“Se guardardes o mandamento que hoje te ordeno, que ames o Senhor, teu Deus, andes nos seus caminhos, e guardes os seus mandamentos, e os seus estatutos, e os seus juízos, então, viverás e te multiplicarás, e o Senhor, teu Deus te abençoará” (Dt 30.16)
Existe uma espiritualidade que transforma textos bíblicos em equações matemáticas ou em silogismos filosóficos. O lema bíblico da semana é um exemplo disto. Poderíamos pensar que se estivermos bem de saúde, de finanças e outros aspectos da vida é porque fomos abençoados, logo, somos abençoados porque cumprimos a lei, os preceitos, os estatutos do Deus em qual eu confio. O contrário deveria valer, ou seja, se as condições de vida forem bem desfavoráveise difíceis é porque não cumprimos os tais preceitos, logo, a equação entre cumprir e não cumprir explica o momento de nossas vidas. Esta forma de pensar e de crer não é nova, ela já está presente na formulação dos próprios textos ou pelo menos no ambiente de vida dos protagonistas da Bíblia. A discussão de Jó com seus amigos é um exemplo clássico. Jó contesta a teologia da recompensa enquanto seus amigos a defendem. Mesmo os profetas tinham uma maneira similar de pensar, pois diziam que Deus castigaria o fato de seus mandamentos não estarem sendo cumpridos. Os profetas explicavam os sofrimentos como resultado da necessidade de Deus castigar o pecado, caso não houvesse arrependimento e mudança de postura.
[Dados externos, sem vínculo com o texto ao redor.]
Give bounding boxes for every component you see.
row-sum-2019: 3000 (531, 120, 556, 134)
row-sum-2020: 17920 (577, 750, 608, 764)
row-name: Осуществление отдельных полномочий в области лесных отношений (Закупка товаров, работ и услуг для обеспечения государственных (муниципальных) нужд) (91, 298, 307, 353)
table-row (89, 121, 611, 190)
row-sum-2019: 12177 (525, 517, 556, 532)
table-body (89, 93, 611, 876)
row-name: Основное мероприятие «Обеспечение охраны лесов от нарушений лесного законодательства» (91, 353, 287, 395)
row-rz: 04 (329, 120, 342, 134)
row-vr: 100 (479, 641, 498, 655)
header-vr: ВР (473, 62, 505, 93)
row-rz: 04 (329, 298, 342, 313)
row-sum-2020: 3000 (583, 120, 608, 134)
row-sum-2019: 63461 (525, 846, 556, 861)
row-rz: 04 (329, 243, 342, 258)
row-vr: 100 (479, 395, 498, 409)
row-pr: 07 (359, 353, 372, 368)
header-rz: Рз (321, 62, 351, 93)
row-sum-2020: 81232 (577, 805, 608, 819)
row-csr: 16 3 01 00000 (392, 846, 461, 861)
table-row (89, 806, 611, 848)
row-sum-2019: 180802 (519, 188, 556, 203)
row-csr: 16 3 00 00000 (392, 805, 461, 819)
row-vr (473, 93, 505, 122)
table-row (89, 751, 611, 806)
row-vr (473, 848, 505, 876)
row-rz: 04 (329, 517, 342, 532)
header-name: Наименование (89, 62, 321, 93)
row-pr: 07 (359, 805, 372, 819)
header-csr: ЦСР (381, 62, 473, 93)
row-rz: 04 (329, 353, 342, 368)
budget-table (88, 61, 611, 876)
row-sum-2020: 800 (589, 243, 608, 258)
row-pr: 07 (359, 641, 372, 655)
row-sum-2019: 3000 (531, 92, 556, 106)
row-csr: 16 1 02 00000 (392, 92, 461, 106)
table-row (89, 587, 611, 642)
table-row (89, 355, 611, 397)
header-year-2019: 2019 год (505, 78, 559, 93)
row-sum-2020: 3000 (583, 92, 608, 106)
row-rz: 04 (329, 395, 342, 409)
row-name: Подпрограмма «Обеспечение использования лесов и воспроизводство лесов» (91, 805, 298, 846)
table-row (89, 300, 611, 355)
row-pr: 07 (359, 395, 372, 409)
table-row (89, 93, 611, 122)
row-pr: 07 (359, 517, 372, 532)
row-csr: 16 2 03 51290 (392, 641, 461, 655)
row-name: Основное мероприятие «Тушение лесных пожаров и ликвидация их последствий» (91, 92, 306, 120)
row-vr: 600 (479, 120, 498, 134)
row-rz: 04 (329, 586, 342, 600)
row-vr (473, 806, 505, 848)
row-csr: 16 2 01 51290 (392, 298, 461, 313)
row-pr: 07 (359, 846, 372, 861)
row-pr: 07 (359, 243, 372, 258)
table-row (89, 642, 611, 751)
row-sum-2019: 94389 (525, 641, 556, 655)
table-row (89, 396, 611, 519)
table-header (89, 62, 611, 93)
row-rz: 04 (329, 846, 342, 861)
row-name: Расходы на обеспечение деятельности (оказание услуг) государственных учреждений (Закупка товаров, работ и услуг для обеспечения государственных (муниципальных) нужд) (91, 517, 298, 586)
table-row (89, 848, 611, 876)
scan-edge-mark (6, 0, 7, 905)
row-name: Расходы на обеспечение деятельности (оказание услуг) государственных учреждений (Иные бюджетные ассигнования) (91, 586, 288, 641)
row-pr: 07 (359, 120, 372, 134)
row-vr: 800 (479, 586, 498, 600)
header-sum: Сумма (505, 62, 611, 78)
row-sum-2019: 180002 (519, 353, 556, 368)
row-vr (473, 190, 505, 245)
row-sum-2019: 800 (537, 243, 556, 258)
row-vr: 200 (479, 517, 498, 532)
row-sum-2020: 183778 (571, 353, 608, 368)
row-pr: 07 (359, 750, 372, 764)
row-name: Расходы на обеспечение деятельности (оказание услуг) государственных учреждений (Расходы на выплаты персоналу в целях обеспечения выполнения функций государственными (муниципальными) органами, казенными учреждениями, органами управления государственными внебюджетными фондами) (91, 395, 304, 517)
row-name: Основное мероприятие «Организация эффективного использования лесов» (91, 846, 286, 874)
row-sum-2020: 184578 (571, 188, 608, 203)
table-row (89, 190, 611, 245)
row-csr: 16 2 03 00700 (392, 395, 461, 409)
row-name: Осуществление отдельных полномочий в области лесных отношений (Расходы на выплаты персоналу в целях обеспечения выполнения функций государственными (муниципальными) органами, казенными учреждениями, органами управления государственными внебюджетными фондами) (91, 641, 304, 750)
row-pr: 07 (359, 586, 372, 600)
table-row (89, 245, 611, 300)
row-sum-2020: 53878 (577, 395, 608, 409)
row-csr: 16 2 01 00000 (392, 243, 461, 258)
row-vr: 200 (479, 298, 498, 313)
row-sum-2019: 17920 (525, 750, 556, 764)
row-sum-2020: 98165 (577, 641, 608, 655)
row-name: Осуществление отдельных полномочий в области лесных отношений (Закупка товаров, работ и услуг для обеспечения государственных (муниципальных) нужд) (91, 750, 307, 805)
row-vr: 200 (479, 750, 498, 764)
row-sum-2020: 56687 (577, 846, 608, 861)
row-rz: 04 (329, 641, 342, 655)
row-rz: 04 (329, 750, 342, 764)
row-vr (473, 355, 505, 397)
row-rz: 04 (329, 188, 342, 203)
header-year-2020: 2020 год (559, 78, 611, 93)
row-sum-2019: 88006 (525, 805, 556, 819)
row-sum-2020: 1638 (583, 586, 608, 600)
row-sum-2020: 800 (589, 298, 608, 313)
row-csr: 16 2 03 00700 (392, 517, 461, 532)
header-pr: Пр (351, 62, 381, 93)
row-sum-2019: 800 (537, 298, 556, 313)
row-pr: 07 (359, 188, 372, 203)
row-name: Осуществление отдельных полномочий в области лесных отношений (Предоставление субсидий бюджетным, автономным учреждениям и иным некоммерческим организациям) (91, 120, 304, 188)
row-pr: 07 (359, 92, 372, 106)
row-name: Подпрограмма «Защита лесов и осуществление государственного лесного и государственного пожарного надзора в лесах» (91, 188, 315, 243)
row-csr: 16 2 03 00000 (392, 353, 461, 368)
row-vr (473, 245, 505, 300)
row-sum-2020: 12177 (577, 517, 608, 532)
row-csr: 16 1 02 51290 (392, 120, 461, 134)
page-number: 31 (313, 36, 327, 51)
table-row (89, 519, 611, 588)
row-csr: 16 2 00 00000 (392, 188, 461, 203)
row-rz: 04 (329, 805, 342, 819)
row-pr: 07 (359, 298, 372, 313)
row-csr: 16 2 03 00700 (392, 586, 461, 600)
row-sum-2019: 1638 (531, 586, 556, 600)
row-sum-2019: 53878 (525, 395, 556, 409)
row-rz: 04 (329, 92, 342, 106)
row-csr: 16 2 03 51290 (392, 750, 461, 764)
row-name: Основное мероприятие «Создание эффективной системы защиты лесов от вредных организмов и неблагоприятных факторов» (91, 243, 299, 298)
Ao observar e estudar os seres humanos em sua condição individual e social não é difícil identificar situações em que parece não haver uma lógica exata no que se diz em Deuteronômio 30.16. Os próprios profetas também, assim como Jó, manifestaram o seu questionamento a respeito: “Por que prospera o caminho dos perversos, e vivem em paz todos os que procedem perfidamente? ” (Jeremias 12.10). “Até quando, SENHOR, clamarei eu, e tu não me escutarás? Gritar-te-ei: Violência! E não salvarás? Por que me mostras a iniquidade e me fazes ver a opressão? Pois a destruição e a violência estão diante de mim; há contendas, e o litígio se suscita. Por esta causa, a lei se afrouxa, e a justiça nunca se manifesta, porque o perverso cerca o justo, a justiça é torcida” (Habacuque 1.2-4).
E o que nós podemos pensar ou crer? Cabe a pergunta de Paulo, o Apóstolo: “Que diremos, pois, à vista destas coisas? ” (Romanos 8.31). Uma possibilidade é dizer que a transgressão contra a vida, o pecado, possui todos os aspectos de grandes tragédias, pois, além de causar profundos sofrimentos, muitas vezes acaba ainda o pecador se livrando do castigo imediato. No pecado está a semente daquilo que virá depois, ou seja, o pecado carrega consequências intrínsecas. Ele é o prenúncio e o causador de um determinado futuro. O futuro não é resultado do castigo de Deus exatamente, mas consequências da natureza do pecado - “o salário do pecado é a morte” - ou da mudança de atitude. Mas isso não explica tudo nem resolve tudo. Muito é peculiar à própria natureza humana com sua fragilidade.
Promover a Intenção de vida que há na criação é o que nós podemos assumir fazer. Uma forma de fazê-lo é procurar não transgredir essa Intenção que denominamos normalmente Vontade de Deus. Se as pessoas cristãs de fato quisessem arriscar um pouco mais em relação a prática da Vontade de Deus no mundo, certamente teríamos condições de fazer algumas proposições no sentido de que surjam mudanças bem significativas e necessárias que apontem a proa na direção de um nível mais razoável de civilidade, dignidade e paz. Creio que todos precisamos reconhecer que carecemos da graça de Deus, já que todos pecamos neste barco.